Highlighting recently released and forthcoming works by marginalized creators
You Could Be That Kind of Girl: stories by Téa Franco
Frida Kahlo resurrects as a social media influencer, a girl feeds all of her food to a bloom of angry ladybugs, a skunk funeral makes a young woman contemplate her life and more in Téa Franco’s You Could Be That Kind of Girl. Through a series of coming-of-age stories, this collection explores family dynamics, race, and sexuality, creating an intersectional portrait of the female experience navigating the patriarchal expectations they face from before they are born to long after they die. The characters that populate Franco’s collection have unique perspectives, often centering pop culture, and their stories show their strengths and their flaws as they attempt, and often fail, to decode the ever-changing rules they’ve been assigned.
D A N G E R O U S B O D I E S / A N G E R O D E S by stevie redwood
In this debut by author stevie redwood, there is love—an abundance of love. And there is rage and dialectics and all we are capable of—all of it: the beauty and terror and generosity and dispossession and violence and collectivity and survival and deathmaking and interdependence and warfare—as beings living and dying on this earth in whatever place and time and context we’re in, for however long we’re here. It is a study and exploration of putative opposites that are in fact deeply co-constitutive and in mutable laminate relationship with each other. Here, in redwood’s hands, we see our capacity and attention and choices. Maybe too, there is hope that we might resist annihilation; we might wage life against capital.

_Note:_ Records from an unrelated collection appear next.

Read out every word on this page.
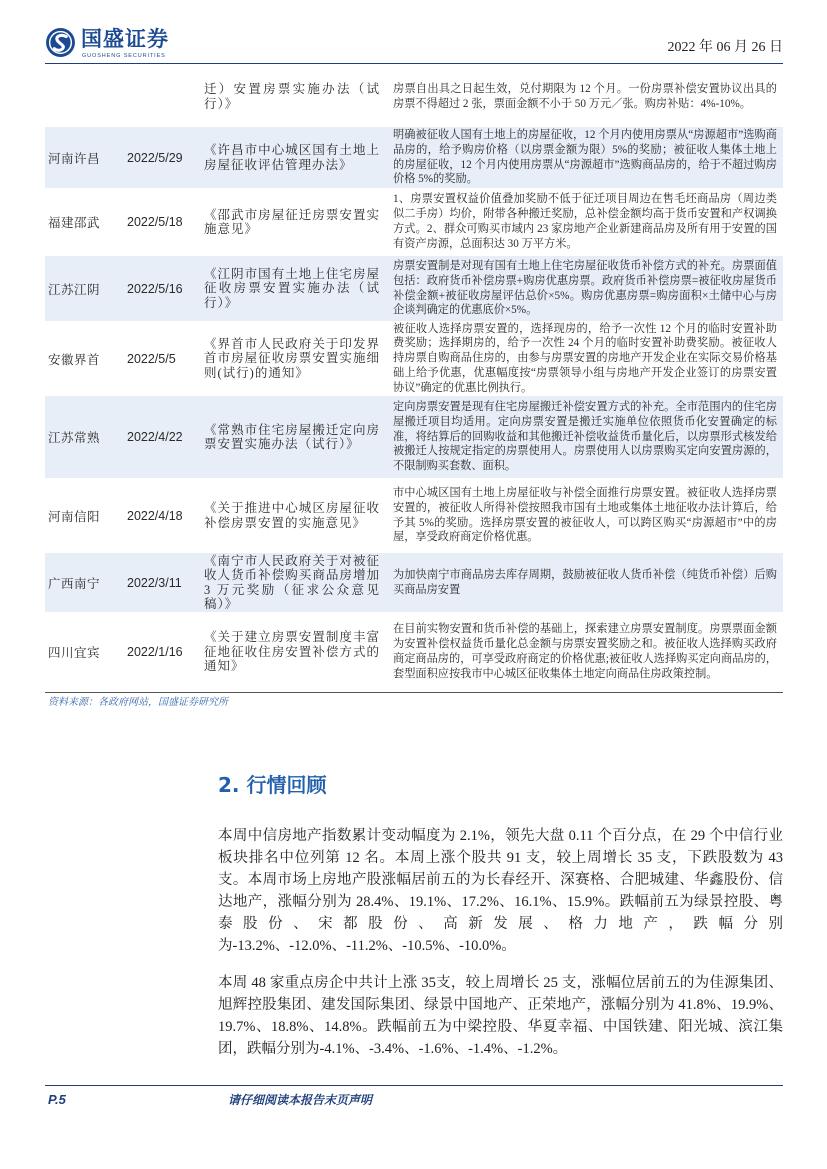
国盛证券
GUOSHENG SECURITIES
2022 年 06 月 26 日
		迁）安置房票实施办法（试行）》	房票自出具之日起生效，兑付期限为 12 个月。一份房票补偿安置协议出具的房票不得超过 2 张，票面金额不小于 50 万元／张。购房补贴：4%-10%。
河南许昌	2022/5/29	《许昌市中心城区国有土地上房屋征收评估管理办法》	明确被征收人国有土地上的房屋征收，12 个月内使用房票从“房源超市”选购商品房的，给予购房价格（以房票金额为限）5%的奖励；被征收人集体土地上的房屋征收，12 个月内使用房票从“房源超市”选购商品房的，给于不超过购房价格 5%的奖励。
福建邵武	2022/5/18	《邵武市房屋征迁房票安置实施意见》	1、房票安置权益价值叠加奖励不低于征迁项目周边在售毛坯商品房（周边类似二手房）均价，附带各种搬迁奖励，总补偿金额均高于货币安置和产权调换方式。2、群众可购买市域内 23 家房地产企业新建商品房及所有用于安置的国有资产房源，总面积达 30 万平方米。
江苏江阴	2022/5/16	《江阴市国有土地上住宅房屋征收房票安置实施办法（试行）》	房票安置制是对现有国有土地上住宅房屋征收货币补偿方式的补充。房票面值包括：政府货币补偿房票+购房优惠房票。政府货币补偿房票=被征收房屋货币补偿金额+被征收房屋评估总价×5%。购房优惠房票=购房面积×土储中心与房企谈判确定的优惠底价×5%。
安徽界首	2022/5/5	《界首市人民政府关于印发界首市房屋征收房票安置实施细则(试行)的通知》	被征收人选择房票安置的，选择现房的，给予一次性 12 个月的临时安置补助费奖励；选择期房的，给予一次性 24 个月的临时安置补助费奖励。被征收人持房票自购商品住房的，由参与房票安置的房地产开发企业在实际交易价格基础上给予优惠，优惠幅度按“房票领导小组与房地产开发企业签订的房票安置协议”确定的优惠比例执行。
江苏常熟	2022/4/22	《常熟市住宅房屋搬迁定向房票安置实施办法（试行）》	定向房票安置是现有住宅房屋搬迁补偿安置方式的补充。全市范围内的住宅房屋搬迁项目均适用。定向房票安置是搬迁实施单位依照货币化安置确定的标准，将结算后的回购收益和其他搬迁补偿收益货币量化后，以房票形式核发给被搬迁人按规定指定的房票使用人。房票使用人以房票购买定向安置房源的，不限制购买套数、面积。
河南信阳	2022/4/18	《关于推进中心城区房屋征收补偿房票安置的实施意见》	市中心城区国有土地上房屋征收与补偿全面推行房票安置。被征收人选择房票安置的，被征收人所得补偿按照我市国有土地或集体土地征收办法计算后，给予其 5%的奖励。选择房票安置的被征收人，可以跨区购买“房源超市”中的房屋，享受政府商定价格优惠。
广西南宁	2022/3/11	《南宁市人民政府关于对被征收人货币补偿购买商品房增加 3 万元奖励（征求公众意见稿）》	为加快南宁市商品房去库存周期，鼓励被征收人货币补偿（纯货币补偿）后购买商品房安置
四川宜宾	2022/1/16	《关于建立房票安置制度丰富征地征收住房安置补偿方式的通知》	在目前实物安置和货币补偿的基础上，探索建立房票安置制度。房票票面金额为安置补偿权益货币量化总金额与房票安置奖励之和。被征收人选择购买政府商定商品房的，可享受政府商定的价格优惠;被征收人选择购买定向商品房的，套型面积应按我市中心城区征收集体土地定向商品住房政策控制。
资料来源：各政府网站，国盛证券研究所
2. 行情回顾

本周中信房地产指数累计变动幅度为 2.1%，领先大盘 0.11 个百分点，在 29 个中信行业板块排名中位列第 12 名。本周上涨个股共 91 支，较上周增长 35 支，下跌股数为 43 支。本周市场上房地产股涨幅居前五的为长春经开、深赛格、合肥城建、华鑫股份、信达地产，涨幅分别为 28.4%、19.1%、17.2%、16.1%、15.9%。跌幅前五为绿景控股、粤泰股份、宋都股份、高新发展、格力地产，跌幅分别为-13.2%、-12.0%、-11.2%、-10.5%、-10.0%。

本周 48 家重点房企中共计上涨 35支，较上周增长 25 支，涨幅位居前五的为佳源集团、旭辉控股集团、建发国际集团、绿景中国地产、正荣地产，涨幅分别为 41.8%、19.9%、19.7%、18.8%、14.8%。跌幅前五为中梁控股、华夏幸福、中国铁建、阳光城、滨江集团，跌幅分别为-4.1%、-3.4%、-1.6%、-1.4%、-1.2%。

P.5	请仔细阅读本报告末页声明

What’s So Wrong with a Pity Party Anyway? by Maya Williams
In Maya Williams’ What’s So Wrong with a Pity Party Anyway? we witness a range of emotions after a loss of a family member that are grounded in faith, life, and family. Williams writes in the titular poem: “I want my pity party to be accessible as fuck, because we all have something to express pity about. We all have something to grieve about.” There is no actual pity in the poems, but rather, a tender mercy and a reverant strength in Williams’ lines that act as gentle reminders that language is wake work.